“That was like lions and bears, wasn’t it, mother?” said Olly, pointing to the crowd in the station, as they went puffing away. Now, “lions and bears” was a favourite game of the children’s, a romping game, where everybody ran about and pretended to be somebody else, and where the more people played, and the more they ran and pushed and tumbled about, the funnier, it was. And the running, scrambling people at the station did look rather as if they were playing at lions and bears.
And now the children had a long day before them. On rushed the train, past towns and villages, and houses and trains. The sun got hotter and hotter, and the children began to get a little tired of looking out of window. Milly asked for a story-book, and was soon very happy reading “Snow White and Rose Red.” She had read it a hundred times before, but that never mattered a bit. Olly came to sit on nurse’s knee while she showed him pictures, and so the time passed away. And now the train stopped again, and father lifted Olly on his knee to see a great church far away over the houses, and taught him to say “Lichfield Cathedral.” And then came Stafford; and Milly looked out for the castle, and wondered whether the castles in her story-books looked like that, and whether princesses and fairy godmothers and giants ever lived there in old times.

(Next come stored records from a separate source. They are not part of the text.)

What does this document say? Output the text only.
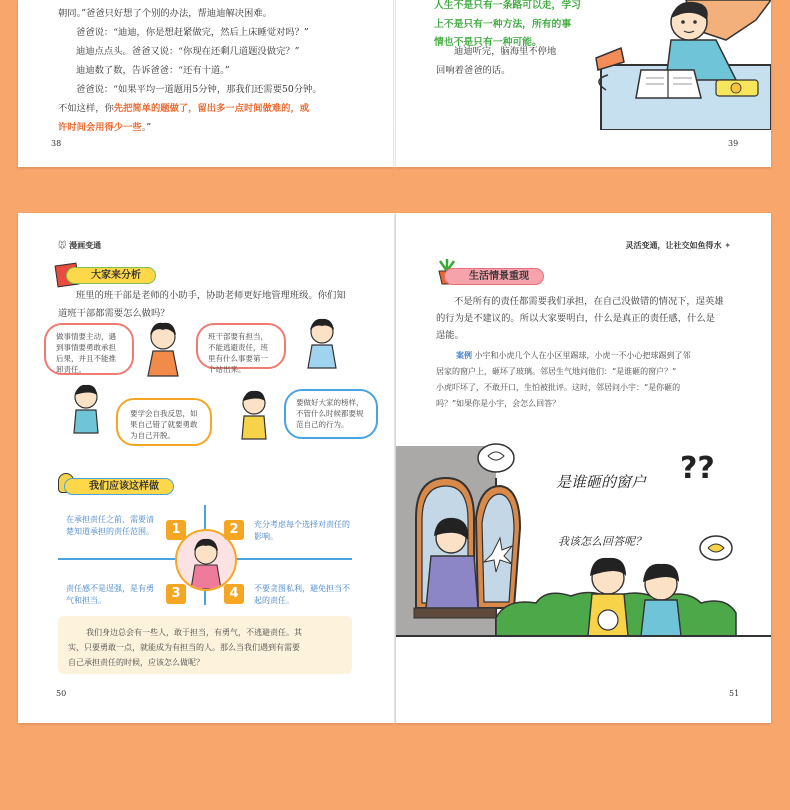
朝同。”爸爸只好想了个别的办法，帮迪迪解决困难。
爸爸说：“迪迪，你是想赶紧做完，然后上床睡觉对吗？”
迪迪点点头。爸爸又说：“你现在还剩几道题没做完？”
迪迪数了数，告诉爸爸：“还有十道。”
爸爸说：“如果平均一道题用5分钟，那我们还需要50分钟。
不如这样，你先把简单的题做了，留出多一点时间做难的，或
许时间会用得少一些。”
38
人生不是只有一条路可以走，学习
上不是只有一种方法，所有的事
情也不是只有一种可能。
迪迪听完，脑海里不停地
回响着爸爸的话。
39
🐭 漫画变通
大家来分析
班里的班干部是老师的小助手，协助老师更好地管理班级。你们知
道班干部都需要怎么做吗？
做事情要主动，遇到事情要勇敢承担后果，并且不能推卸责任。
班干部要有担当，不能逃避责任，班里有什么事要第一个站出来。
要学会自我反思，如果自己错了就要勇敢为自己开脱。
要做好大家的榜样，不管什么时候都要规范自己的行为。
我们应该这样做
1	2
3	4
在承担责任之前，需要清楚知道承担的责任范围。
充分考虑每个选择对责任的影响。
责任感不是逞强，是有勇气和担当。
不要贪图私利，避免担当不起的责任。
我们身边总会有一些人，敢于担当，有勇气，不逃避责任。其
实，只要勇敢一点，就能成为有担当的人。那么当我们遇到有需要
自己承担责任的时候，应该怎么做呢？
50
灵活变通，让社交如鱼得水 ✦
生活情景重现
不是所有的责任都需要我们承担，在自己没做错的情况下，逞英雄
的行为是不建议的。所以大家要明白，什么是真正的责任感，什么是
逞能。
案例 小宇和小虎几个人在小区里踢球，小虎一不小心把球踢到了邻
居家的窗户上，砸坏了玻璃。邻居生气地问他们：“是谁砸的窗户？”
小虎吓坏了，不敢开口，生怕被批评。这时，邻居问小宇：“是你砸的
吗？”如果你是小宇，会怎么回答？
是谁砸的窗户 ??
我该怎么回答呢？
51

After they had left Stafford, Olly began to get tired and fidgety. First he went to sit on his father’s knee, then on mother’s, then on nurse’s—none of them could keep him still, and nothing seemed to amuse him for long together.
“Come and have a sleep, Master Olly,” said nurse. “You are just tired and hot. This is a long way for little boys, and we’ve got ever so far to go yet.”
“I’m not sleepy, Nana,” said Olly, sitting straight up, with a little flushed face and wide-open eyes. “I’m going to keep awake like father.”
“Father’s going to sleep, then,” said Mr. Norton, tucking himself up in a shady corner; “so you go too, Olly, and see which of us can go quickest.”
When Olly had seen his father’s eyes tight shut, and heard him give just one little snore—it was rather a make-believe snore—he did let nurse draw him on to her knee; and very soon the little gipsy creature was fast asleep, with all his brown curls lying like a soft mat over nurse’s arm. Milly, too, shut her eyes and sat very still; she did not mean to go to sleep, but presently she began to think a great many sleepy thoughts: Why did the hedges run so fast? and why did the telegraph wires go up and down as if they were always making curtsies? and was that really mother opposite, or was it Cinderella’s fairy godmother? And all of a sudden Milly came bump up against a tall blue mountain that had a face like a man, and cried out when she bumped upon it!
“Crewe, I declare,” exclaimed father, jumping up with a start. “Why, Olly and I have been asleep nearly an hour! Wake up, children, it’s dinner-time.”